Ensuring appropriate privacy standards in changing rooms, toilets, and private spaces in organisations working with children.
Changing rooms, toilets, and shower facilities in sports clubs, swimming pools, and schools are areas where children are particularly vulnerable. Organisations need clear policies about adult access, supervision, and photography.
Risk in changing areas usually comes from policy gaps rather than a single bad actor. The recurring patterns are: an adult lingering or undressing in the same space as children, mixed-age changing where younger children are exposed to older peers, phones brought in 'just for music', photos or videos taken as a joke and shared on a group chat, no separate cubicle option for a child who feels unsafe undressing in front of others, and no named staff member responsible for supervising the space from outside the door.

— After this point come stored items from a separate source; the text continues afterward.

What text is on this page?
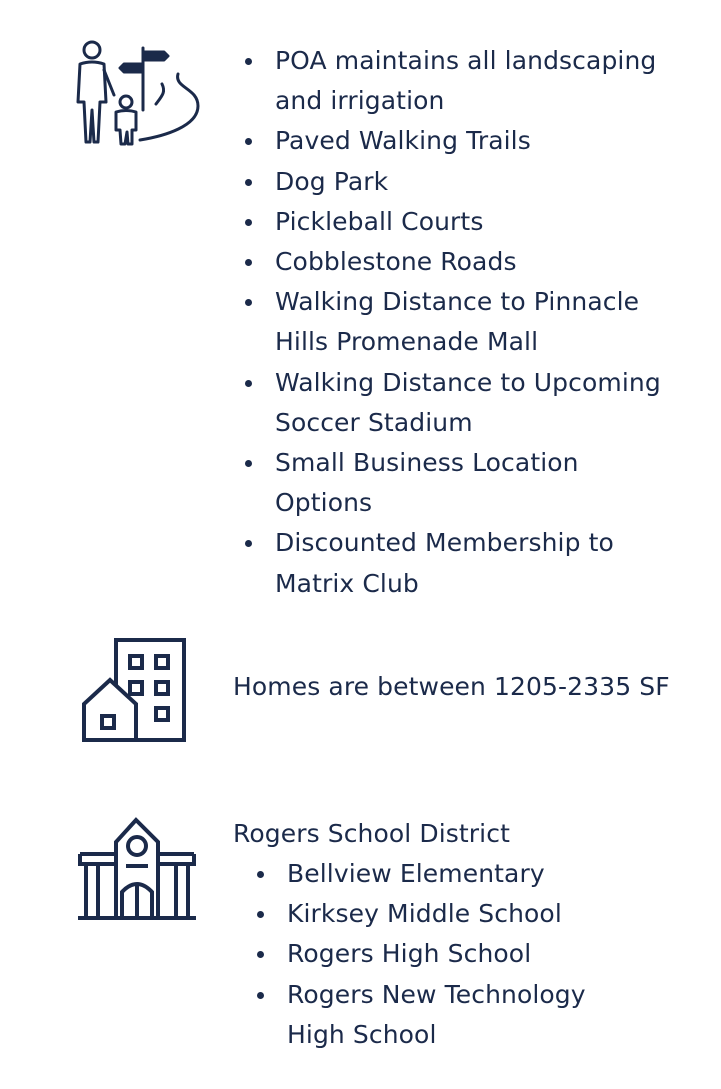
POA maintains all landscaping and irrigation
Paved Walking Trails
Dog Park
Pickleball Courts
Cobblestone Roads
Walking Distance to Pinnacle Hills Promenade Mall
Walking Distance to Upcoming Soccer Stadium
Small Business Location Options
Discounted Membership to Matrix Club
Homes are between 1205-2335 SF
Rogers School District
Bellview Elementary
Kirksey Middle School
Rogers High School
Rogers New Technology High School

The Online Safety Act 2023 and the ICO's Age-Appropriate Design Code both push organisations to be clearer about phones and image capture; KCSiE 2025 expects schools to publish a written changing-and-toileting policy that parents can ask for.
1. Check organisation policies
Ask about their changing room supervision policy. Adults should not routinely be in changing areas with children.
2. Discuss body boundaries
Remind your child that their body is private and they have the right to privacy when changing.
3. No phones in changing rooms
Ensure your child knows phones should never be used in changing areas — no photos, no videos, no exceptions.